BAR HARBOR – More than 75 people rallied Sunday against an incident last week in which black figures were hanged by nooses from trees on Mount Desert Island the day after Barack Obama won the presidential election.
Bar Harbor police said Sunday the demonstration was at noon on the Village Green in downtown Bar Harbor.
Dan Lourie, one of the organizers of the rally, said Sunday night that he was pleased with the turnout given the short time they had to set it up.
“We cherish the astonishing degree of diversity here, of races, religions and nationalities, and the harmony and peace among those of diverse origins,” Lourie said in his remarks Sunday on the Village Green. “Perhaps that is why we have been so distressed, so shocked and so sickened by the racial incidents which occurred on election night. There is no place in our community for racism or its vile expression in hateful incidents like the hanging of effigies discovered here.”
Lourie said that those who attended the rally were there to express their opposition to the criminal acts and “to show our outrage that our beloved community and our children were exposed to this despicable form of racism, to ask the authorities to identify and charge the culprits and hold them accountable, to give voice to our hope that this never happens again and, perhaps most important, to act in solidarity to affirm our faith and our joy in our inclusive community.”
The two figures, one in Bar Harbor and the other in Tremont, were about 2 feet tall and resembled gingerbread men. Aside from their color and the timing of their appearances, there was nothing distinct about the figures that made specific references to Obama.

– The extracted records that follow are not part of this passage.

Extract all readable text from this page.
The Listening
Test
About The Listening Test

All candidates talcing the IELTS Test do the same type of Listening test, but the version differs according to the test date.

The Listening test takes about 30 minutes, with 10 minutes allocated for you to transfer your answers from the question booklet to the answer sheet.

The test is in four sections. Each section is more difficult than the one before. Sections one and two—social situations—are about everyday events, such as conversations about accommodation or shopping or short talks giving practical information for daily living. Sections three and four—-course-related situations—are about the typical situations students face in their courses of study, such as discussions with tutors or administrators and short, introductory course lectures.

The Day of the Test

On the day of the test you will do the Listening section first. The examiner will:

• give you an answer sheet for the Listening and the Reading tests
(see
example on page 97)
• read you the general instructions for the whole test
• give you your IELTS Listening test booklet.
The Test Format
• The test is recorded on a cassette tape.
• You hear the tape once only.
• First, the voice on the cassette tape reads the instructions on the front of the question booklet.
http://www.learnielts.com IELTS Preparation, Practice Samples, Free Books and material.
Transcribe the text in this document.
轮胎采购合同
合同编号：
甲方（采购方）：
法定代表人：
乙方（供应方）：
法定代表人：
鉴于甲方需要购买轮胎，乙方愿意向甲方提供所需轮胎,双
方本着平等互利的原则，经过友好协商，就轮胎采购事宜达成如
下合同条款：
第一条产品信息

Lt. James Pinkham of the Bar Harbor Police Department said last week that the Bar Harbor Fire Department removed one from trees hanging over Route 102 and Old County Road after it was reported to police by an unidentified woman. He said it and the other figure, found in the Tremont village of Seal Cove, were reported to police around 7:30 a.m. Wednesday.
The Maine State Police are investigating the incident in Tremont, he said.
Pinkham earlier told the Bangor Daily News that the people responsible for hanging the effigies could be charged with a misdemeanor disorderly conduct charge or possibly with a more serious hate crime.
If the effigies were hanged because of Obama’s win, it would be the second known incident in Maine that officials are investigating as a possible racist act connected to the election.
In Gray, a student at Gray-New Gloucester High School was suspended after standing up in class Wednesday, making a racist comment and saying Obama should not be president. After a confrontation later that day in the hall between the student and one of the school’s black students, the black student found graffiti saying the same thing about the president-elect on the wall of the boys restroom.